Related MO question: In what ways did Leibniz's philosophy foresee modern mathematics?
Has philosophy ever clarified mathematics?
Best Answer
I agree with the commentators that the question is rather too broad, but here's an attempt to answer it anyway.
Readers of MO will likely have less familiarity with non-mathematical logic, so it might help to begin by skimming the tables of contents of the 18-volume (!) Handbook of Philosophical Logic to get some feeling for what people mean by "philosophical logic." [Edit: The preceding link no longer works; one can find some content using Google Books and the Wayback Machine.] It includes many topics that will likely be unfamiliar to mathematicians, such as temporal logic, multi-modal logic, non-monotonic reasoning, labelled deductive systems, and fallacy theory.

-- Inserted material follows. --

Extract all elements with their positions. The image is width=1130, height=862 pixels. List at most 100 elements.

Roughly speaking, philosophical logic is the general study of reasoning and related topics. As in other areas of philosophy, this study is not necessarily formal. However, the success of formal methods in mathematical logic has led philosophers to try to formalize many other kinds of reasoning. Formalized modal logics are perhaps the best known of these. These are not always classified as "mathematical logic" because in mathematics one does not typically reason formally about concepts such as possibility, necessity, belief, etc. On the other hand, once a system of logic has been made sufficiently formal, it can of course be subject to mathematical study. Thus the boundary between (for example) formal modal logic and traditional mathematical logic is somewhat blurry. A notable example of the cross-fertilization that is possible here is Fitting and Smullyan's book on Set Theory and the Continuum Problem, which develops the (highly mathematical) subject of forcing from the perspective of modal logic, providing a fresh and completely rigorous approach to a now-classical mathematical subject.
If I had to summarize in one sentence, I would say that mathematical logic is the subfield of philosophical logic devoted to logical systems that have been sufficiently formalized to admit mathematical study. This is a slightly broader definition of mathematical logic than is customary, but I think it's a good definition in the context of this MO question, which tacitly seems to be asking if mathematicians have anything to learn from so-called "philosophical logic."